Hampshire College Says It’s Looking to Merge
The storied and famously weird institution is the latest liberal arts school to face financial problems.
Uh oh. In another sign of trouble for small liberal arts colleges in New England and beyond, Hampshire College has announced it’s seeking a merger.
Citing financial problems including a relatively small endowment, the infamously weird college in Amherst has announced it’s seeking “a strategic partnership” in the near future. In a message to the Hampshire community, President Miriam E. Nelson says she wants to be transparent about the troubles befalling the college—a fate that has come for an increasing number of the state’s small liberal arts institutions—as the process moves forward.
I’m announcing today our intent to find a long-term partner that can help us achieve a thriving and sustainable future for Hampshire. With the guidance and passion of Hampshire’s trustees we’ve begun a process to seek a strategic partnership to address the challenges we’ve faced as an under-endowed institution, really from our very first days. As we approach our 50th anniversary, and as Hampshire continues to have an impact on students and society, the trustees and I are absolutely determined to find the best way forward.
We’re convinced that seeking a strategic partnership is the right and responsible thing to do. And now is the time to do it. We have great resources in our people, in our pedagogy that has had outsize influence on higher education, and in our reputation for imaginative and forward thinking. By moving ahead so forthrightly now, we also have perhaps the most important resource of all—time. We have the time to undertake the awesome, exhilarating responsibility of evolving education at Hampshire.
Trustees will decide by the end of the month whether to admit new students in the coming year. Nelson tells The Boston Globe the plan is to find a merger partner by June.
Hampshire, which is set to celebrate its 50th anniversary in 2020, has gained a reputation for its atypical approach to education that, among other innovations, lets students design their own (often esoteric) areas of study and does not award grades. It seems to work: Hampshire is ranked among the top liberal arts schools in the country.
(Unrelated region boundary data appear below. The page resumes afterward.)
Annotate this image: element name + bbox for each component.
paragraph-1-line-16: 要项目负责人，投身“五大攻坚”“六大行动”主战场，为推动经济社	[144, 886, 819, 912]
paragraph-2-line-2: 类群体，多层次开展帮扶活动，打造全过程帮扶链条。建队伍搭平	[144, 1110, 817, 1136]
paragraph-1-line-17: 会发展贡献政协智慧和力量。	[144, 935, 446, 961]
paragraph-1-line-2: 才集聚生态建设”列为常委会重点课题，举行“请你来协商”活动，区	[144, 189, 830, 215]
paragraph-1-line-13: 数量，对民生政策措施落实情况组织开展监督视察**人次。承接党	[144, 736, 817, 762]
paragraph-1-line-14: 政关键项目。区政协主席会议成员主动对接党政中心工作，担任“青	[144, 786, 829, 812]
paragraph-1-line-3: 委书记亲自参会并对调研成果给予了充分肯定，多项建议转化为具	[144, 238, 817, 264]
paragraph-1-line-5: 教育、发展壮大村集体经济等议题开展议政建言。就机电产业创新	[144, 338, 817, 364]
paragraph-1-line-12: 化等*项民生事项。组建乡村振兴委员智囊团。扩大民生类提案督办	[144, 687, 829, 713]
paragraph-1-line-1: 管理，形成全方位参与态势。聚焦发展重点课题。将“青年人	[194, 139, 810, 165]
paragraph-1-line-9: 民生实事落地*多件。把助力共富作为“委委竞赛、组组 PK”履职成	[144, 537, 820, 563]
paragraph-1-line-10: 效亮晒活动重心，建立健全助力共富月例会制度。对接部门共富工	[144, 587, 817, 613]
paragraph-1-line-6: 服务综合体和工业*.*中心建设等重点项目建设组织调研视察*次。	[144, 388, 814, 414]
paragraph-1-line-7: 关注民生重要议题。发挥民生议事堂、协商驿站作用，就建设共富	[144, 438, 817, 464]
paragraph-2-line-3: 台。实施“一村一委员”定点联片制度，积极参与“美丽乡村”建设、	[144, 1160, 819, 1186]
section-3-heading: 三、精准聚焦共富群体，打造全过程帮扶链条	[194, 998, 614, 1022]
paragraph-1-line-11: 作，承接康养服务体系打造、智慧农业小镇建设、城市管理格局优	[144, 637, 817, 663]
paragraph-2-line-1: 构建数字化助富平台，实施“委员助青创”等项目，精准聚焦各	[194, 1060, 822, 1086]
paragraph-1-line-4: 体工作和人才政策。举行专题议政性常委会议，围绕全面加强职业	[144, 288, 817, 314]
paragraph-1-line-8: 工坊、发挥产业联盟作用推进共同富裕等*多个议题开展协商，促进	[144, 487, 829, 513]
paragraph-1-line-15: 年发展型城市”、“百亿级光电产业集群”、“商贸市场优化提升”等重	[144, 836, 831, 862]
Notable alumni include comedian Eugene Mirman, documentarian Ken Burns, and musician Elliott Smith. A full-price tuition costs $50,000 a year. You may remember how the college ended up in the conservative media spotlight in 2016, and attracted the wrath of Donald Trump, over a protest involving the American flag.
Small private colleges are facing doom and gloom everywhere these days amid a steep drop in enrollment in recent years fueled by demographic changes and a shift in demand toward less-expensive public schools, and the impacts of that reality are being felt particularly in New England. Newbury College announced in December it plans to close. Newton’s Mount Ida College abruptly closed in May. The College of St. Joseph in Vermont is at risk of losing accreditation. More than half the employees at Wheelock College lost their jobs when the school officially merged with Boston University this summer.